I should think any decent PCI PATA adapter should work. Then you can use IDE drives, or adapt to something else like CompactFlash or up to SATA for SSDs.
ok cool, think ill get the promise one then. that's the plan though! I've got tons of ide to sata adapters and sata doms lying around so i'll use one for it. I should be able to hook a cd drive up to the ide card as well right?
 
I have a flashed SATA pci adapter in my 9600 and have booted MacOS 7.6 from that. I cannot see any problems with an ATA adapter if. If you want to boot from IDE you will need either an Acard 6xxx Mac card or one of the Sonnet Tempo ATA cards. Not sure whether a PC ATA adapter will work in a Mac for storage without a driver though as I have not tried that.

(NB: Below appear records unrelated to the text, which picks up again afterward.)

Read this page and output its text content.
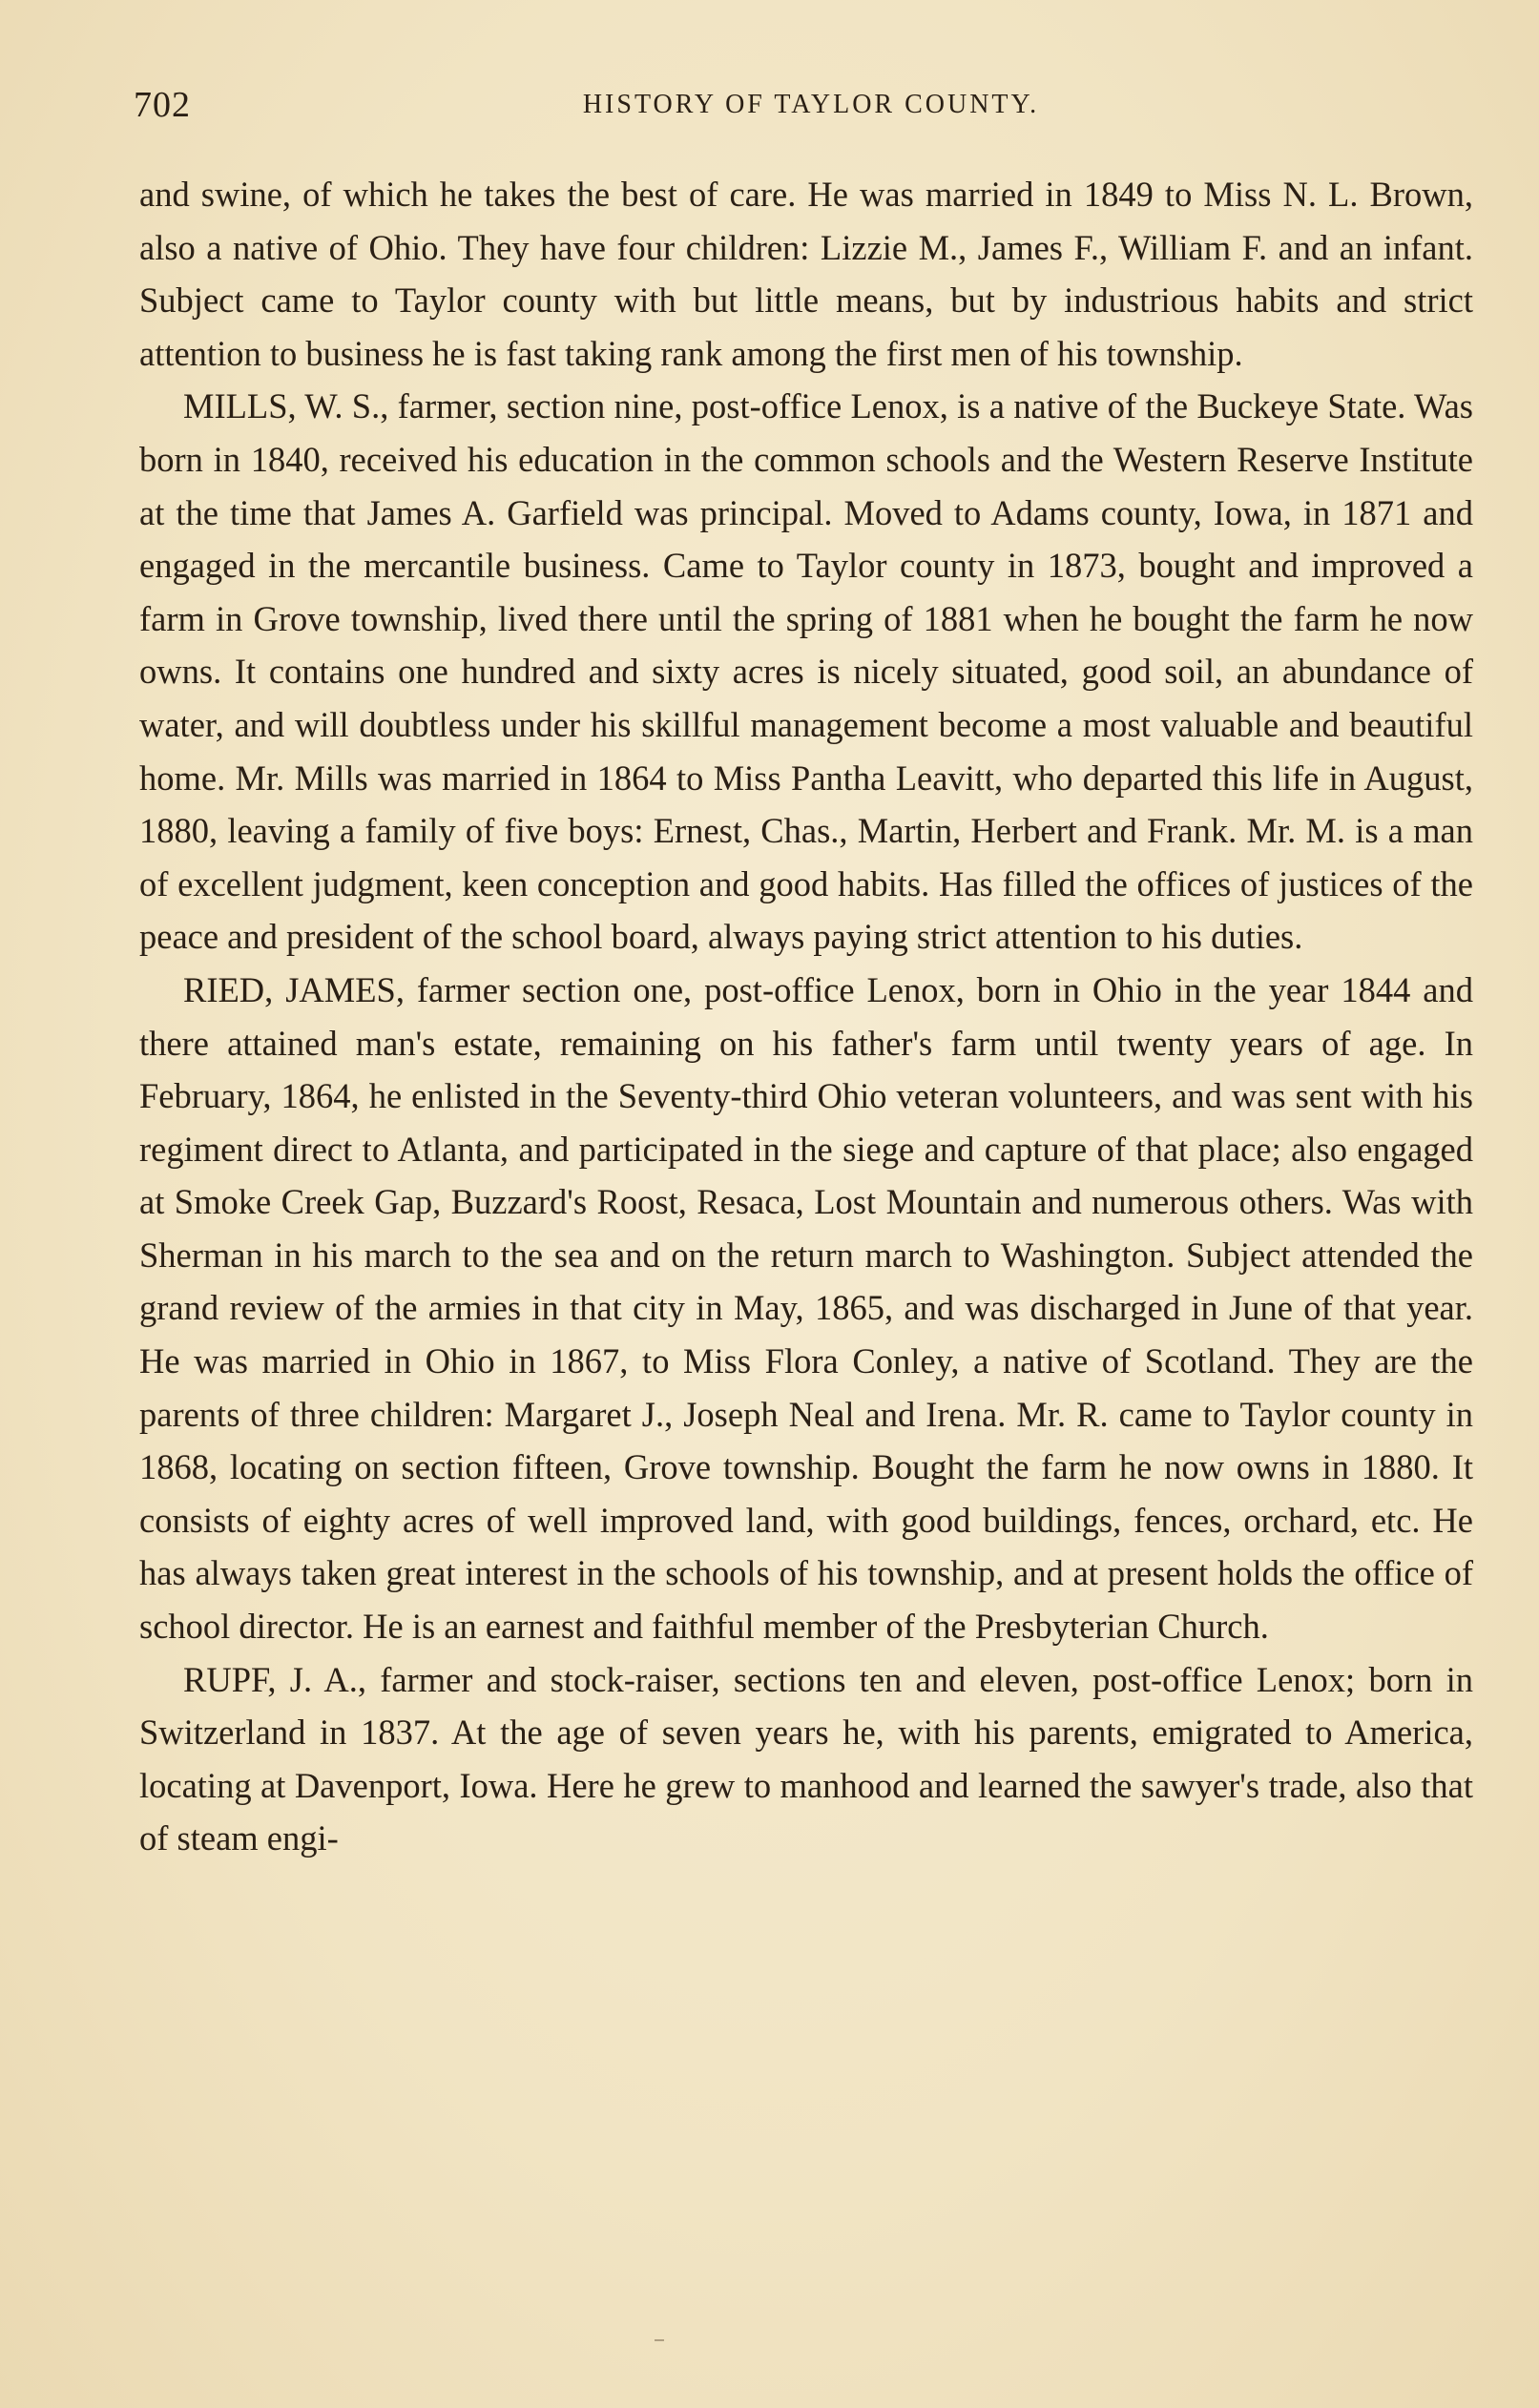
702	HISTORY OF TAYLOR COUNTY.

and swine, of which he takes the best of care. He was married in 1849 to Miss N. L. Brown, also a native of Ohio. They have four children: Lizzie M., James F., William F. and an infant. Subject came to Taylor county with but little means, but by industrious habits and strict attention to business he is fast taking rank among the first men of his township.

MILLS, W. S., farmer, section nine, post-office Lenox, is a native of the Buckeye State. Was born in 1840, received his education in the common schools and the Western Reserve Institute at the time that James A. Garfield was principal. Moved to Adams county, Iowa, in 1871 and engaged in the mercantile business. Came to Taylor county in 1873, bought and improved a farm in Grove township, lived there until the spring of 1881 when he bought the farm he now owns. It contains one hundred and sixty acres is nicely situated, good soil, an abundance of water, and will doubtless under his skillful management become a most valuable and beautiful home. Mr. Mills was married in 1864 to Miss Pantha Leavitt, who departed this life in August, 1880, leaving a family of five boys: Ernest, Chas., Martin, Herbert and Frank. Mr. M. is a man of excellent judgment, keen conception and good habits. Has filled the offices of justices of the peace and president of the school board, always paying strict attention to his duties.

RIED, JAMES, farmer section one, post-office Lenox, born in Ohio in the year 1844 and there attained man's estate, remaining on his father's farm until twenty years of age. In February, 1864, he enlisted in the Seventy-third Ohio veteran volunteers, and was sent with his regiment direct to Atlanta, and participated in the siege and capture of that place; also engaged at Smoke Creek Gap, Buzzard's Roost, Resaca, Lost Mountain and numerous others. Was with Sherman in his march to the sea and on the return march to Washington. Subject attended the grand review of the armies in that city in May, 1865, and was discharged in June of that year. He was married in Ohio in 1867, to Miss Flora Conley, a native of Scotland. They are the parents of three children: Margaret J., Joseph Neal and Irena. Mr. R. came to Taylor county in 1868, locating on section fifteen, Grove township. Bought the farm he now owns in 1880. It consists of eighty acres of well improved land, with good buildings, fences, orchard, etc. He has always taken great interest in the schools of his township, and at present holds the office of school director. He is an earnest and faithful member of the Presbyterian Church.

RUPF, J. A., farmer and stock-raiser, sections ten and eleven, post-office Lenox; born in Switzerland in 1837. At the age of seven years he, with his parents, emigrated to America, locating at Davenport, Iowa. Here he grew to manhood and learned the sawyer's trade, also that of steam engi-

Alternatively, you could pick up a SCSI 80pin to 50 pin adapter for a few dollars and stick with SCSI. Plenty of old server drives around for little coin and many are as quiet as IDE drives.
 
I have a flashed SATA pci adapter in my 9600 and have booted MacOS 7.6 from that. I cannot see any problems with an ATA adapter if. If you want to boot from IDE you will need either an Acard 6xxx Mac card or one of the Sonnet Tempo ATA cards. Not sure whether a PC ATA adapter will work in a Mac for storage without a driver though as I have not tried that.

Alternatively, you could pick up a SCSI 80pin to 50 pin adapter for a few dollars and stick with SCSI. Plenty of old server drives around for little coin and many are as quiet as IDE drives.
Ah dang, yea i do need it to boot from it. can you tell me a bit more about flashing a sata card? Getting an adapter and an old scsi drive seems like a nice backup plan though
 
Ah dang, yea i do need it to boot from it. can you tell me a bit more about flashing a sata card? Getting an adapter and an old scsi drive seems like a nice backup plan though
Not straighforward if you want to boot OS9 or earlier as you will need to get the soldering iron out but there are a few guides on the web.





Those are three threads to skim read and one forum with a load of topics on PPC storage. Basically, if you want to boot OS9 from SATA you will need to get a specific 2 port SATA card with a Sil3112 controller chip. You will need to replace the BIOS chip with one of three specific BIOS chips - no others will do. After that you will need to flash the BIOS. Some cards in the US come with socketed BIOS chips making the required change fairly trivial otherwise you will need to practise your de/soldering skills. There is an additional step if you have a QS or a DA PowerMac but that doesn't apply to your case.

For OSX only, it is easier but not the best fit for a 8600, which is a bit slow.


[edit] I have just noticed that you will now need to register an account to access the macos9lives forums, so my direct link might not work but if it doesn't, just head off to the Storages sub-forum once you are there.